In humid air, the substantial charge-dipole attraction and electrostatic acceleration of surrounding water vapour molecules towards charged combustible nanoparticles cause intense electrostatic hydration and preferential oxidation of these nanoparticles by electrostatically accelerated polar water vapour molecules rather than nonaccelerated nonpolar oxygen gas molecules. Intense electrostatic hydration of charged combustible nanoparticles converts the nanoparticle's oxide-based shells into the hydroxide-based electrolyte shells, transforming these nanoparticles into reductant/air core-shell nanobatteries, periodically short-circuited by intraparticle field and thermionic emission. Partially synchronized electron emission breakdowns within trillions of nanoparticles-nanobatteries turn a cloud of charged nanoparticles-nanobatteries into a powerful radiofrequency aerosol generator.
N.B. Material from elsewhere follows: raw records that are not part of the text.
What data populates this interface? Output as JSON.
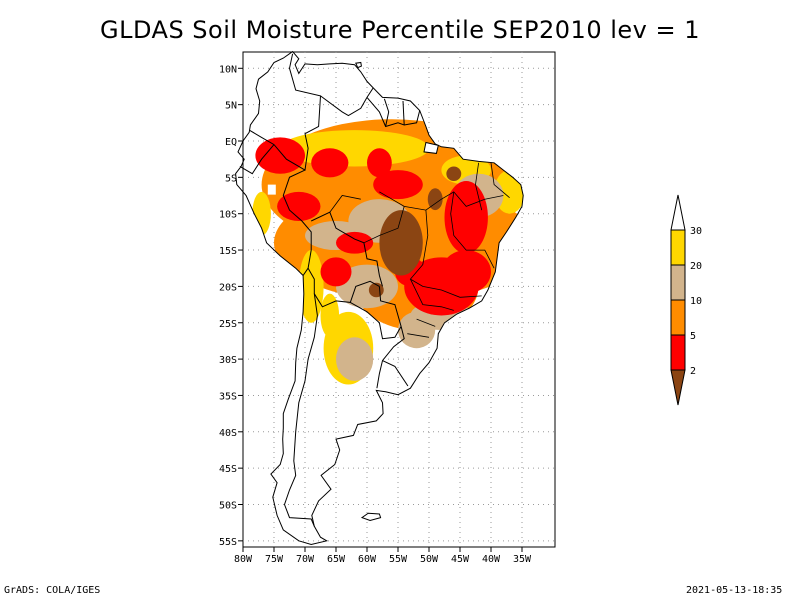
{
  "title": "GLDAS Soil Moisture Percentile SEP2010 lev = 1",
  "map": {
    "lon_range": [
      -80,
      -30
    ],
    "lat_range": [
      -56,
      12
    ],
    "lat_ticks": [
      "10N",
      "5N",
      "EQ",
      "5S",
      "10S",
      "15S",
      "20S",
      "25S",
      "30S",
      "35S",
      "40S",
      "45S",
      "50S",
      "55S"
    ],
    "lon_ticks": [
      "80W",
      "75W",
      "70W",
      "65W",
      "60W",
      "55W",
      "50W",
      "45W",
      "40W",
      "35W"
    ],
    "grid": true
  },
  "legend": {
    "labels": [
      "2",
      "5",
      "10",
      "20",
      "30"
    ],
    "colors": [
      "#8b4513",
      "#ff0000",
      "#ff8c00",
      "#d2b48c",
      "#ffd700",
      "#ffffff"
    ]
  },
  "footer": {
    "left": "GrADS: COLA/IGES",
    "right": "2021-05-13-18:35"
  }
}
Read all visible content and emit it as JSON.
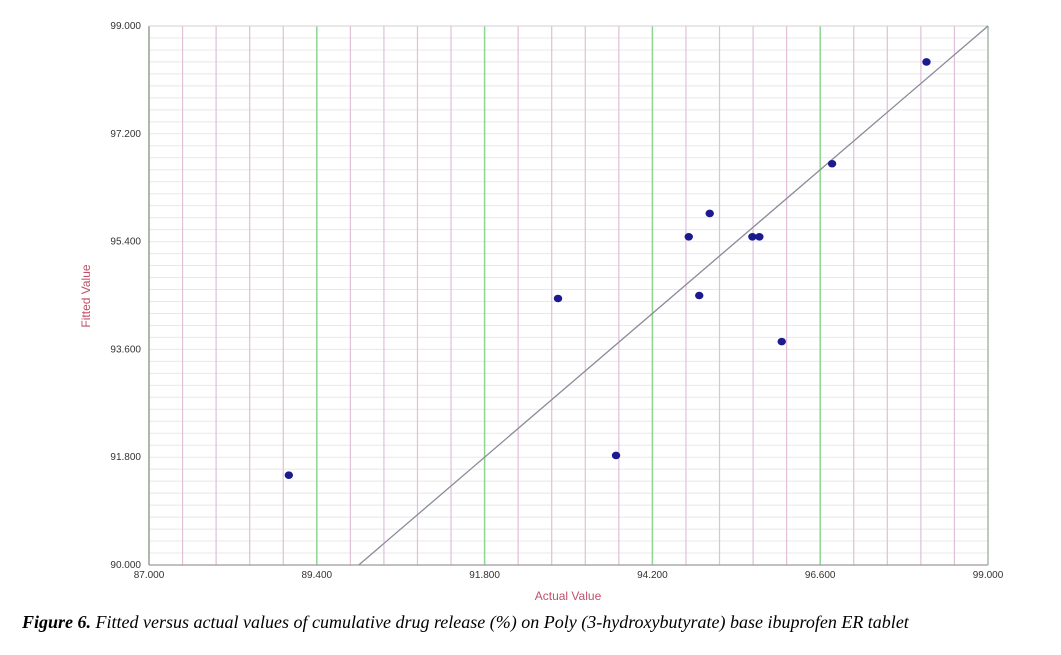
{
  "chart_data": {
    "type": "scatter",
    "title": "",
    "xlabel": "Actual Value",
    "ylabel": "Fitted Value",
    "xlim": [
      87.0,
      99.0
    ],
    "ylim": [
      90.0,
      99.0
    ],
    "x_ticks": [
      "87.000",
      "89.400",
      "91.800",
      "94.200",
      "96.600",
      "99.000"
    ],
    "y_ticks": [
      "90.000",
      "91.800",
      "93.600",
      "95.400",
      "97.200",
      "99.000"
    ],
    "x_tick_values": [
      87.0,
      89.4,
      91.8,
      94.2,
      96.6,
      99.0
    ],
    "y_tick_values": [
      90.0,
      91.8,
      93.6,
      95.4,
      97.2,
      99.0
    ],
    "grid": true,
    "reference_line": "y = x",
    "points": [
      {
        "x": 89.0,
        "y": 91.5
      },
      {
        "x": 92.85,
        "y": 94.45
      },
      {
        "x": 93.68,
        "y": 91.83
      },
      {
        "x": 94.72,
        "y": 95.48
      },
      {
        "x": 94.87,
        "y": 94.5
      },
      {
        "x": 95.02,
        "y": 95.87
      },
      {
        "x": 95.63,
        "y": 95.48
      },
      {
        "x": 95.73,
        "y": 95.48
      },
      {
        "x": 96.05,
        "y": 93.73
      },
      {
        "x": 96.77,
        "y": 96.7
      },
      {
        "x": 98.12,
        "y": 98.4
      }
    ],
    "colors": {
      "points": "#1b1b8f",
      "reference_line": "#8a8a9a",
      "major_grid": "#8fd48f",
      "minor_grid": "#e0bfd8",
      "horizontal_grid": "#e8e8e8",
      "axis_title": "#c0506a"
    }
  },
  "caption": {
    "label": "Figure 6.",
    "text": " Fitted versus actual values of cumulative drug release (%) on Poly (3-hydroxybutyrate) base ibuprofen ER tablet"
  }
}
Electrostatic oxidative hydration and charge-catalyzed oxidation of charged combustible nanoparticles also contribute to a self-oscillating thermocycling process of evolution and periodic autoignition of inflammable gases near to the nanoparticle's surface. The described effects might be of interest for the improvement of certain nanotechnological heterophase processes and to better understand ball lightning phenomenon.